追う者、追われる者②
ランディスは『ディ・アブロ』の説明を一通り終えると、事件の概要を説明するために呼び寄せた3人の子供たちを解放した。ランディスが「解散」と宣言すると、メディエットは怒りに燃える目で席を立ち、靴音を響かせながら、重々しく閉ざされた会議室の扉を開けた。彼女の機嫌が悪いことは、その様子から明らかだった。ランディスによって多くの機士仲間を失った内紛の古傷を引きずっているのかもしれない。上司の意見に無理矢理同調させられたからかもしれない。彼女の心に芽生えた怒りの矛先が誰に向けられているのか、アレックス達は知る由もなかった。ただ、ランディスが『ジョーカー』という言葉を口にした瞬間から、彼女の鉄面は黒く変色したようだった。
扉がバタリと閉まる音を背に、ランディスと助手が会議室を後にした。そして再び、扉はバタリと音を立てる。

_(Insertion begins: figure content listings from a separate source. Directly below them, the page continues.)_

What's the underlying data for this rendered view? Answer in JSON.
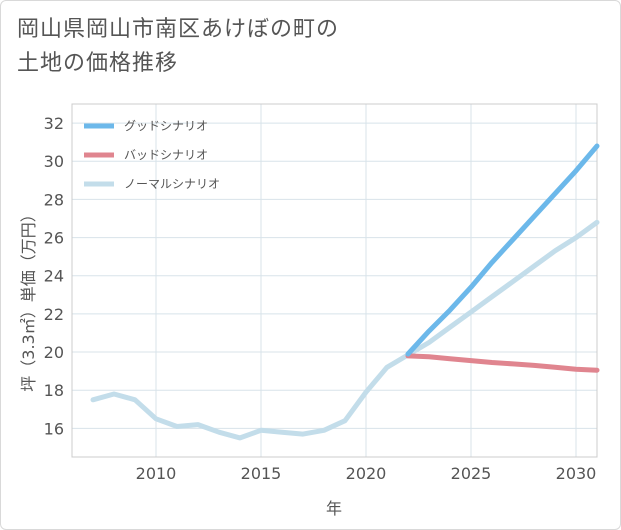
{
  "chart_data": {
    "type": "line",
    "title": [
      "岡山県岡山市南区あけぼの町の",
      "土地の価格推移"
    ],
    "xlabel": "年",
    "ylabel": "坪（3.3㎡）単価（万円）",
    "xlim": [
      2006,
      2031
    ],
    "ylim": [
      14.5,
      33
    ],
    "xticks": [
      2010,
      2015,
      2020,
      2025,
      2030
    ],
    "yticks": [
      16,
      18,
      20,
      22,
      24,
      26,
      28,
      30,
      32
    ],
    "grid": true,
    "legend_position": "top-left",
    "series": [
      {
        "name": "グッドシナリオ",
        "color": "#6cb8ea",
        "x": [
          2022,
          2023,
          2024,
          2025,
          2026,
          2027,
          2028,
          2029,
          2030,
          2031
        ],
        "values": [
          19.9,
          21.1,
          22.2,
          23.4,
          24.7,
          25.9,
          27.1,
          28.3,
          29.5,
          30.8
        ]
      },
      {
        "name": "バッドシナリオ",
        "color": "#e0858f",
        "x": [
          2022,
          2023,
          2024,
          2025,
          2026,
          2027,
          2028,
          2029,
          2030,
          2031
        ],
        "values": [
          19.8,
          19.75,
          19.65,
          19.55,
          19.45,
          19.38,
          19.3,
          19.2,
          19.1,
          19.05
        ]
      },
      {
        "name": "ノーマルシナリオ",
        "color": "#c3ddea",
        "x": [
          2007,
          2008,
          2009,
          2010,
          2011,
          2012,
          2013,
          2014,
          2015,
          2016,
          2017,
          2018,
          2019,
          2020,
          2021,
          2022,
          2023,
          2024,
          2025,
          2026,
          2027,
          2028,
          2029,
          2030,
          2031
        ],
        "values": [
          17.5,
          17.8,
          17.5,
          16.5,
          16.1,
          16.2,
          15.8,
          15.5,
          15.9,
          15.8,
          15.7,
          15.9,
          16.4,
          17.9,
          19.2,
          19.85,
          20.5,
          21.3,
          22.1,
          22.9,
          23.7,
          24.5,
          25.3,
          26.0,
          26.8
        ]
      }
    ]
  }
}
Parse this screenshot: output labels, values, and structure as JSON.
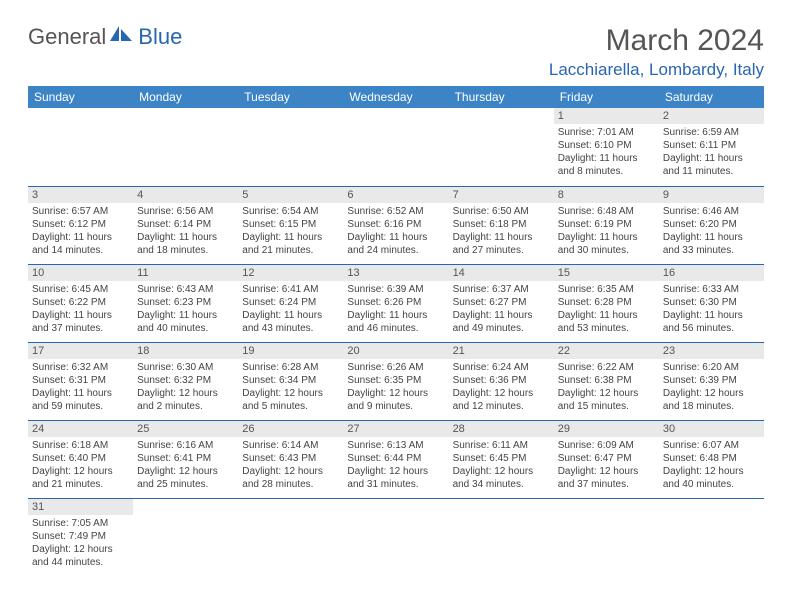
{
  "brand": {
    "general": "General",
    "blue": "Blue"
  },
  "title": "March 2024",
  "location": "Lacchiarella, Lombardy, Italy",
  "colors": {
    "header_bg": "#3c84c6",
    "header_text": "#ffffff",
    "accent": "#2966b0",
    "daynum_bg": "#e9e9e9",
    "text": "#444444"
  },
  "weekdays": [
    "Sunday",
    "Monday",
    "Tuesday",
    "Wednesday",
    "Thursday",
    "Friday",
    "Saturday"
  ],
  "weeks": [
    [
      {
        "empty": true
      },
      {
        "empty": true
      },
      {
        "empty": true
      },
      {
        "empty": true
      },
      {
        "empty": true
      },
      {
        "num": "1",
        "sunrise": "Sunrise: 7:01 AM",
        "sunset": "Sunset: 6:10 PM",
        "daylight": "Daylight: 11 hours and 8 minutes."
      },
      {
        "num": "2",
        "sunrise": "Sunrise: 6:59 AM",
        "sunset": "Sunset: 6:11 PM",
        "daylight": "Daylight: 11 hours and 11 minutes."
      }
    ],
    [
      {
        "num": "3",
        "sunrise": "Sunrise: 6:57 AM",
        "sunset": "Sunset: 6:12 PM",
        "daylight": "Daylight: 11 hours and 14 minutes."
      },
      {
        "num": "4",
        "sunrise": "Sunrise: 6:56 AM",
        "sunset": "Sunset: 6:14 PM",
        "daylight": "Daylight: 11 hours and 18 minutes."
      },
      {
        "num": "5",
        "sunrise": "Sunrise: 6:54 AM",
        "sunset": "Sunset: 6:15 PM",
        "daylight": "Daylight: 11 hours and 21 minutes."
      },
      {
        "num": "6",
        "sunrise": "Sunrise: 6:52 AM",
        "sunset": "Sunset: 6:16 PM",
        "daylight": "Daylight: 11 hours and 24 minutes."
      },
      {
        "num": "7",
        "sunrise": "Sunrise: 6:50 AM",
        "sunset": "Sunset: 6:18 PM",
        "daylight": "Daylight: 11 hours and 27 minutes."
      },
      {
        "num": "8",
        "sunrise": "Sunrise: 6:48 AM",
        "sunset": "Sunset: 6:19 PM",
        "daylight": "Daylight: 11 hours and 30 minutes."
      },
      {
        "num": "9",
        "sunrise": "Sunrise: 6:46 AM",
        "sunset": "Sunset: 6:20 PM",
        "daylight": "Daylight: 11 hours and 33 minutes."
      }
    ],
    [
      {
        "num": "10",
        "sunrise": "Sunrise: 6:45 AM",
        "sunset": "Sunset: 6:22 PM",
        "daylight": "Daylight: 11 hours and 37 minutes."
      },
      {
        "num": "11",
        "sunrise": "Sunrise: 6:43 AM",
        "sunset": "Sunset: 6:23 PM",
        "daylight": "Daylight: 11 hours and 40 minutes."
      },
      {
        "num": "12",
        "sunrise": "Sunrise: 6:41 AM",
        "sunset": "Sunset: 6:24 PM",
        "daylight": "Daylight: 11 hours and 43 minutes."
      },
      {
        "num": "13",
        "sunrise": "Sunrise: 6:39 AM",
        "sunset": "Sunset: 6:26 PM",
        "daylight": "Daylight: 11 hours and 46 minutes."
      },
      {
        "num": "14",
        "sunrise": "Sunrise: 6:37 AM",
        "sunset": "Sunset: 6:27 PM",
        "daylight": "Daylight: 11 hours and 49 minutes."
      },
      {
        "num": "15",
        "sunrise": "Sunrise: 6:35 AM",
        "sunset": "Sunset: 6:28 PM",
        "daylight": "Daylight: 11 hours and 53 minutes."
      },
      {
        "num": "16",
        "sunrise": "Sunrise: 6:33 AM",
        "sunset": "Sunset: 6:30 PM",
        "daylight": "Daylight: 11 hours and 56 minutes."
      }
    ],
    [
      {
        "num": "17",
        "sunrise": "Sunrise: 6:32 AM",
        "sunset": "Sunset: 6:31 PM",
        "daylight": "Daylight: 11 hours and 59 minutes."
      },
      {
        "num": "18",
        "sunrise": "Sunrise: 6:30 AM",
        "sunset": "Sunset: 6:32 PM",
        "daylight": "Daylight: 12 hours and 2 minutes."
      },
      {
        "num": "19",
        "sunrise": "Sunrise: 6:28 AM",
        "sunset": "Sunset: 6:34 PM",
        "daylight": "Daylight: 12 hours and 5 minutes."
      },
      {
        "num": "20",
        "sunrise": "Sunrise: 6:26 AM",
        "sunset": "Sunset: 6:35 PM",
        "daylight": "Daylight: 12 hours and 9 minutes."
      },
      {
        "num": "21",
        "sunrise": "Sunrise: 6:24 AM",
        "sunset": "Sunset: 6:36 PM",
        "daylight": "Daylight: 12 hours and 12 minutes."
      },
      {
        "num": "22",
        "sunrise": "Sunrise: 6:22 AM",
        "sunset": "Sunset: 6:38 PM",
        "daylight": "Daylight: 12 hours and 15 minutes."
      },
      {
        "num": "23",
        "sunrise": "Sunrise: 6:20 AM",
        "sunset": "Sunset: 6:39 PM",
        "daylight": "Daylight: 12 hours and 18 minutes."
      }
    ],
    [
      {
        "num": "24",
        "sunrise": "Sunrise: 6:18 AM",
        "sunset": "Sunset: 6:40 PM",
        "daylight": "Daylight: 12 hours and 21 minutes."
      },
      {
        "num": "25",
        "sunrise": "Sunrise: 6:16 AM",
        "sunset": "Sunset: 6:41 PM",
        "daylight": "Daylight: 12 hours and 25 minutes."
      },
      {
        "num": "26",
        "sunrise": "Sunrise: 6:14 AM",
        "sunset": "Sunset: 6:43 PM",
        "daylight": "Daylight: 12 hours and 28 minutes."
      },
      {
        "num": "27",
        "sunrise": "Sunrise: 6:13 AM",
        "sunset": "Sunset: 6:44 PM",
        "daylight": "Daylight: 12 hours and 31 minutes."
      },
      {
        "num": "28",
        "sunrise": "Sunrise: 6:11 AM",
        "sunset": "Sunset: 6:45 PM",
        "daylight": "Daylight: 12 hours and 34 minutes."
      },
      {
        "num": "29",
        "sunrise": "Sunrise: 6:09 AM",
        "sunset": "Sunset: 6:47 PM",
        "daylight": "Daylight: 12 hours and 37 minutes."
      },
      {
        "num": "30",
        "sunrise": "Sunrise: 6:07 AM",
        "sunset": "Sunset: 6:48 PM",
        "daylight": "Daylight: 12 hours and 40 minutes."
      }
    ],
    [
      {
        "num": "31",
        "sunrise": "Sunrise: 7:05 AM",
        "sunset": "Sunset: 7:49 PM",
        "daylight": "Daylight: 12 hours and 44 minutes."
      },
      {
        "empty": true
      },
      {
        "empty": true
      },
      {
        "empty": true
      },
      {
        "empty": true
      },
      {
        "empty": true
      },
      {
        "empty": true
      }
    ]
  ]
}
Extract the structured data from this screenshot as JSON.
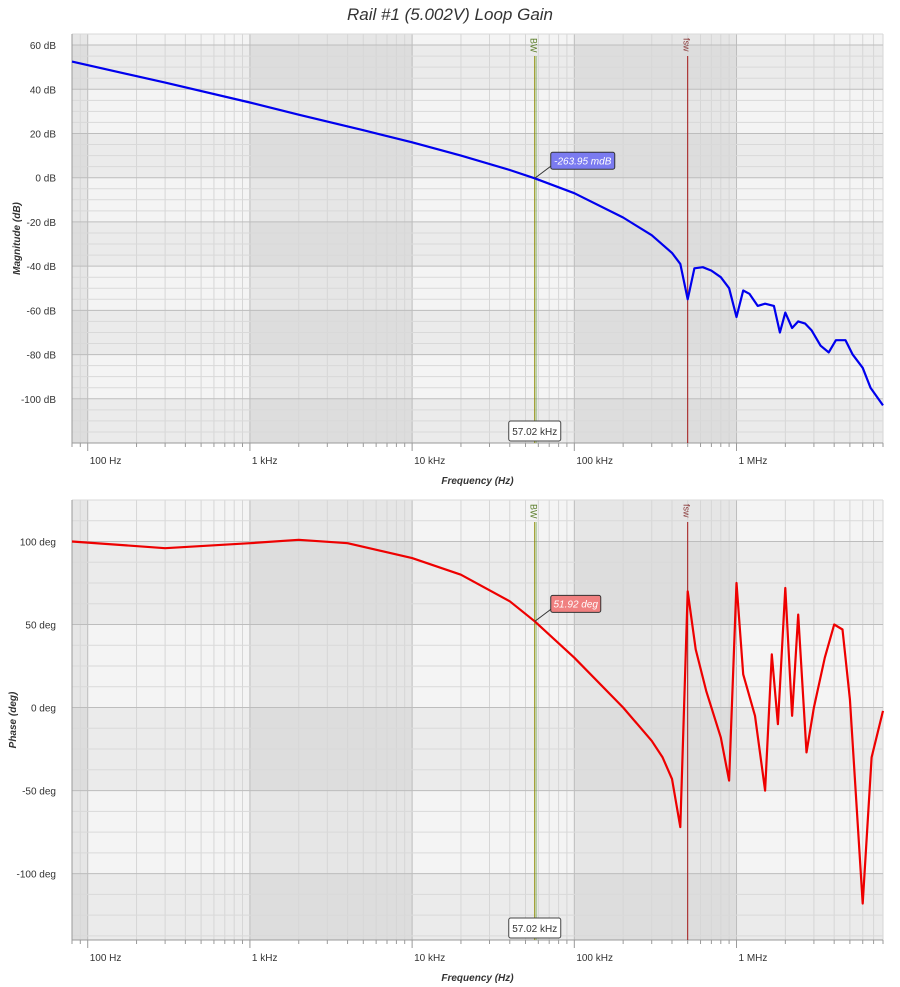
{
  "title": "Rail #1 (5.002V) Loop Gain",
  "colors": {
    "magnitude": "#0000ee",
    "phase": "#ee0000",
    "bw_marker": "#8a8a00",
    "fsw_marker": "#a31515",
    "mag_tooltip_bg": "#7b7bf0",
    "phase_tooltip_bg": "#f08080"
  },
  "markers": {
    "bw": {
      "label": "BW",
      "freq_hz": 57020
    },
    "fsw": {
      "label": "fsw",
      "freq_hz": 500000
    },
    "crossover_label": "57.02 kHz",
    "magnitude_tooltip": "-263.95 mdB",
    "phase_tooltip": "51.92 deg"
  },
  "chart_data": [
    {
      "type": "line",
      "name": "magnitude",
      "xscale": "log",
      "xlim": [
        80,
        8000000
      ],
      "ylim": [
        -120,
        65
      ],
      "xlabel": "Frequency (Hz)",
      "ylabel": "Magnitude (dB)",
      "xticks": [
        {
          "v": 100,
          "t": "100 Hz"
        },
        {
          "v": 1000,
          "t": "1 kHz"
        },
        {
          "v": 10000,
          "t": "10 kHz"
        },
        {
          "v": 100000,
          "t": "100 kHz"
        },
        {
          "v": 1000000,
          "t": "1 MHz"
        }
      ],
      "yticks": [
        {
          "v": 60,
          "t": "60 dB"
        },
        {
          "v": 40,
          "t": "40 dB"
        },
        {
          "v": 20,
          "t": "20 dB"
        },
        {
          "v": 0,
          "t": "0 dB"
        },
        {
          "v": -20,
          "t": "-20 dB"
        },
        {
          "v": -40,
          "t": "-40 dB"
        },
        {
          "v": -60,
          "t": "-60 dB"
        },
        {
          "v": -80,
          "t": "-80 dB"
        },
        {
          "v": -100,
          "t": "-100 dB"
        }
      ],
      "x": [
        80,
        300,
        1000,
        2000,
        5000,
        10000,
        20000,
        40000,
        57020,
        100000,
        200000,
        300000,
        400000,
        450000,
        500000,
        550000,
        620000,
        700000,
        800000,
        900000,
        1000000,
        1100000,
        1200000,
        1350000,
        1500000,
        1700000,
        1850000,
        2000000,
        2200000,
        2400000,
        2650000,
        2900000,
        3300000,
        3700000,
        4100000,
        4700000,
        5200000,
        6000000,
        6700000,
        8000000
      ],
      "y": [
        52.5,
        43,
        34,
        28.5,
        21.5,
        16,
        10,
        3.5,
        -0.26,
        -7,
        -18,
        -26,
        -34,
        -39,
        -55,
        -41,
        -40.5,
        -42,
        -45,
        -50,
        -63,
        -51,
        -52.5,
        -58,
        -57,
        -58,
        -70,
        -61,
        -68,
        -65,
        -66,
        -69,
        -76,
        -79,
        -73.5,
        -73.5,
        -80,
        -86,
        -95,
        -103
      ]
    },
    {
      "type": "line",
      "name": "phase",
      "xscale": "log",
      "xlim": [
        80,
        8000000
      ],
      "ylim": [
        -140,
        125
      ],
      "xlabel": "Frequency (Hz)",
      "ylabel": "Phase (deg)",
      "xticks": [
        {
          "v": 100,
          "t": "100 Hz"
        },
        {
          "v": 1000,
          "t": "1 kHz"
        },
        {
          "v": 10000,
          "t": "10 kHz"
        },
        {
          "v": 100000,
          "t": "100 kHz"
        },
        {
          "v": 1000000,
          "t": "1 MHz"
        }
      ],
      "yticks": [
        {
          "v": 100,
          "t": "100 deg"
        },
        {
          "v": 50,
          "t": "50 deg"
        },
        {
          "v": 0,
          "t": "0 deg"
        },
        {
          "v": -50,
          "t": "-50 deg"
        },
        {
          "v": -100,
          "t": "-100 deg"
        }
      ],
      "x": [
        80,
        300,
        1000,
        2000,
        4000,
        10000,
        20000,
        40000,
        57020,
        100000,
        200000,
        300000,
        350000,
        400000,
        450000,
        500000,
        560000,
        650000,
        800000,
        900000,
        1000000,
        1100000,
        1300000,
        1500000,
        1650000,
        1800000,
        2000000,
        2200000,
        2400000,
        2700000,
        3000000,
        3500000,
        4000000,
        4500000,
        5000000,
        6000000,
        6800000,
        8000000
      ],
      "y": [
        100,
        96,
        99,
        101,
        99,
        90,
        80,
        64,
        51.92,
        30,
        0,
        -20,
        -30,
        -43,
        -72,
        70,
        35,
        10,
        -18,
        -44,
        75,
        20,
        -5,
        -50,
        32,
        -10,
        72,
        -5,
        56,
        -27,
        0,
        30,
        50,
        47,
        5,
        -118,
        -30,
        -2
      ]
    }
  ]
}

会議室の中には2人だけが残された。メディエットとは対照的に、アレックスは落胆した表情を浮かべている。その背中を、リリーが小さな手で優しく撫でていた。
「旦那さま……どうしましょう?」
「うぅん……」
「旦那さまは本当にトールさんが犯人だと思っているんですか?」
「う~ん。そんなことはわからないよ」
「でも、心の奥底では違うと思っているんですよね?」
「なぜみんながトールの肩を持つのかな。ベイカーの証言を聞いた限りでは、『ジョーカー』を名乗り警官2名を殺害したのはトールしかいない……。でも……」
「でも……?」
「あの人……。不器用だけど……。良い人だったから……」
リリーの優しい声に応えて、アレックスは言葉を探しながら本心を呟いた。
アレックスは、誰よりもトールの犯行を信じられずにいた。長い間、彼と肩を並べてこの街の治安を守り続けてきたからこそ、トールの名が重大な犯行に結びつけられた現実が許せなかったのだ。心の奥底では、他の犯人を切に願っていた。もし、彼が既に命を落としており、誰かの手によって操られているとしたら…。そのような幻想を密かに心に抱きつつ、アレックスはゆっくりとズボンのポケットに手を入れた。そして、ズボンのポケットから取り出した1枚のカードは、黒く輝き、まるで夜空の一部を切り取ったかのように見えた。
「旦那さま?」
そのカードが象徴するもの、リリーは痛いほど理解していた。アレックスがそのカードを見せた瞬間、彼女の表情は深い悲しみで曇った。それは、彼女が今までに見たどんな表情よりも悲しく、失望に満ちていた。そのカードは明確にトールの死を伝えていたのだ。